He was born at Fréjus of humble parentage and first made his name in Rome as a poet. During the disturbances following the assassination of Julius Caesar, he attached himself to the party of Octavian and was appointed to the commission for distribution of farms to veterans in the north of Italy, where he is supposed to have met Virgil.

He was an officer in the army which triumphed at the Battle of Actium, and pursued Mark Antony to Egypt, of which he was made governor. After four years, during which he extended and consolidated Roman rule to the south, he began to pursue a policy of self-aggrandisement in the province; this entailed securing permission from Augustus to engage in an invasion of Arabia Felix. Fortunately, a peaceful settlement was worked out and Gallus' troops, almost stranded midway without water and supplies, were spared disaster. Nevertheless, he was recalled and exiled; shorty afterwards he committed suicide.

[edit] Work

Unfortunately, only fragments remain of Gallus' work. We know that he was the author of four books of elegies, published under the title Amores, dedicated to a girl he calls Lycoris.
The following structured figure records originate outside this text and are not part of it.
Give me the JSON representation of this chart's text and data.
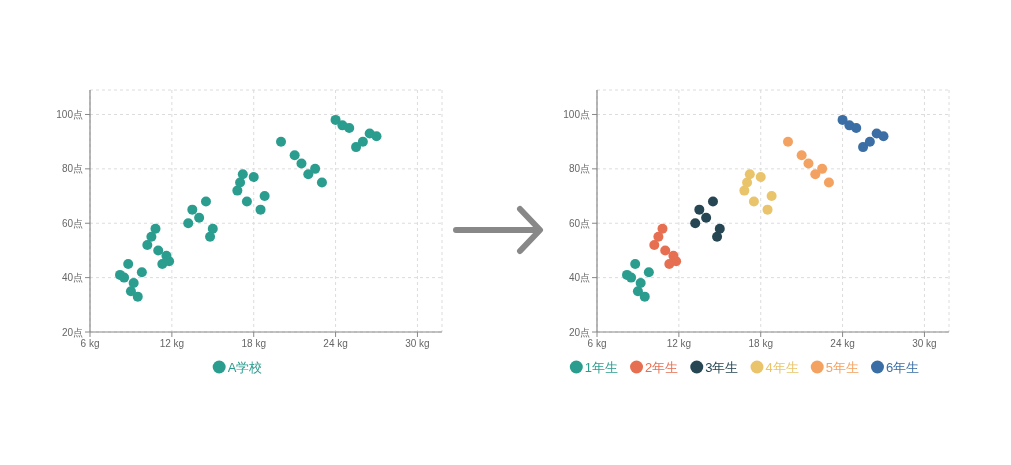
{
  "chart_data": [
    {
      "type": "scatter",
      "xlim": [
        6,
        31.8
      ],
      "xticks": [
        {
          "value": 6,
          "label": "6 kg"
        },
        {
          "value": 12,
          "label": "12 kg"
        },
        {
          "value": 18,
          "label": "18 kg"
        },
        {
          "value": 24,
          "label": "24 kg"
        },
        {
          "value": 30,
          "label": "30 kg"
        }
      ],
      "ylim": [
        20,
        109
      ],
      "yticks": [
        {
          "value": 20,
          "label": "20点"
        },
        {
          "value": 40,
          "label": "40点"
        },
        {
          "value": 60,
          "label": "60点"
        },
        {
          "value": 80,
          "label": "80点"
        },
        {
          "value": 100,
          "label": "100点"
        }
      ],
      "grid": true,
      "legend": "bottom",
      "marker": "circle",
      "series": [
        {
          "name": "A学校",
          "color": "#2a9d8f",
          "x": [
            8.2,
            8.5,
            8.8,
            9.2,
            9.0,
            9.5,
            9.8,
            10.2,
            10.5,
            10.8,
            11.0,
            11.6,
            11.3,
            11.8,
            13.2,
            13.5,
            14.0,
            14.5,
            15.0,
            14.8,
            16.8,
            17.0,
            17.2,
            17.5,
            18.0,
            18.5,
            18.8,
            20,
            21,
            21.5,
            22,
            22.5,
            23,
            24,
            24.5,
            25,
            25.5,
            26,
            26.5,
            27
          ],
          "values": [
            41,
            40,
            45,
            38,
            35,
            33,
            42,
            52,
            55,
            58,
            50,
            48,
            45,
            46,
            60,
            65,
            62,
            68,
            58,
            55,
            72,
            75,
            78,
            68,
            77,
            65,
            70,
            90,
            85,
            82,
            78,
            80,
            75,
            98,
            96,
            95,
            88,
            90,
            93,
            92
          ]
        }
      ]
    },
    {
      "type": "scatter",
      "xlim": [
        6,
        31.8
      ],
      "xticks": [
        {
          "value": 6,
          "label": "6 kg"
        },
        {
          "value": 12,
          "label": "12 kg"
        },
        {
          "value": 18,
          "label": "18 kg"
        },
        {
          "value": 24,
          "label": "24 kg"
        },
        {
          "value": 30,
          "label": "30 kg"
        }
      ],
      "ylim": [
        20,
        109
      ],
      "yticks": [
        {
          "value": 20,
          "label": "20点"
        },
        {
          "value": 40,
          "label": "40点"
        },
        {
          "value": 60,
          "label": "60点"
        },
        {
          "value": 80,
          "label": "80点"
        },
        {
          "value": 100,
          "label": "100点"
        }
      ],
      "grid": true,
      "legend": "bottom",
      "marker": "circle",
      "series": [
        {
          "name": "1年生",
          "color": "#2a9d8f",
          "x": [
            8.2,
            8.5,
            8.8,
            9.2,
            9.0,
            9.5,
            9.8
          ],
          "values": [
            41,
            40,
            45,
            38,
            35,
            33,
            42
          ]
        },
        {
          "name": "2年生",
          "color": "#e76f51",
          "x": [
            10.2,
            10.5,
            10.8,
            11.0,
            11.6,
            11.3,
            11.8
          ],
          "values": [
            52,
            55,
            58,
            50,
            48,
            45,
            46
          ]
        },
        {
          "name": "3年生",
          "color": "#264653",
          "x": [
            13.2,
            13.5,
            14.0,
            14.5,
            15.0,
            14.8
          ],
          "values": [
            60,
            65,
            62,
            68,
            58,
            55
          ]
        },
        {
          "name": "4年生",
          "color": "#e9c46a",
          "x": [
            16.8,
            17.0,
            17.2,
            17.5,
            18.0,
            18.5,
            18.8
          ],
          "values": [
            72,
            75,
            78,
            68,
            77,
            65,
            70
          ]
        },
        {
          "name": "5年生",
          "color": "#f4a261",
          "x": [
            20,
            21,
            21.5,
            22,
            22.5,
            23
          ],
          "values": [
            90,
            85,
            82,
            78,
            80,
            75
          ]
        },
        {
          "name": "6年生",
          "color": "#3a6ea5",
          "x": [
            24,
            24.5,
            25,
            25.5,
            26,
            26.5,
            27
          ],
          "values": [
            98,
            96,
            95,
            88,
            90,
            93,
            92
          ]
        }
      ]
    }
  ]
}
This was a pseudonym of the Greek mime actress Cytheris, a freedwoman of Volumnius. Gallus' work was influenced by the Hellenistic poet of the third century BC, Euphorion of Chalcis. Servius tells us Gallus adapted some of the Greek poet's work, hexameters of mythological and geographical learning, into Latin. Familiar with the Alexandrian poets, he began to fuse his own personal experience into the mythological learning of Alexandrian elegy, giving the Latin elegiac genre its own form. Gallus was greatly admired in his own day. His close friend Virgil dedicated the tenth eclogue to his honour. Until recently, all that was left of the poet's work was a single quoted pentameter: uno tellures diuidit amne duas, "(the Scythian river) divides the two lands (Europe and Asia) with a single stream". Then, in 1979, a spectacular papyrus find at Qasr Ibrim in Egypt restored to us a set of ten verses from Gallus' work. This papyrus is arguably the oldest manuscript of Latin poetry to survive.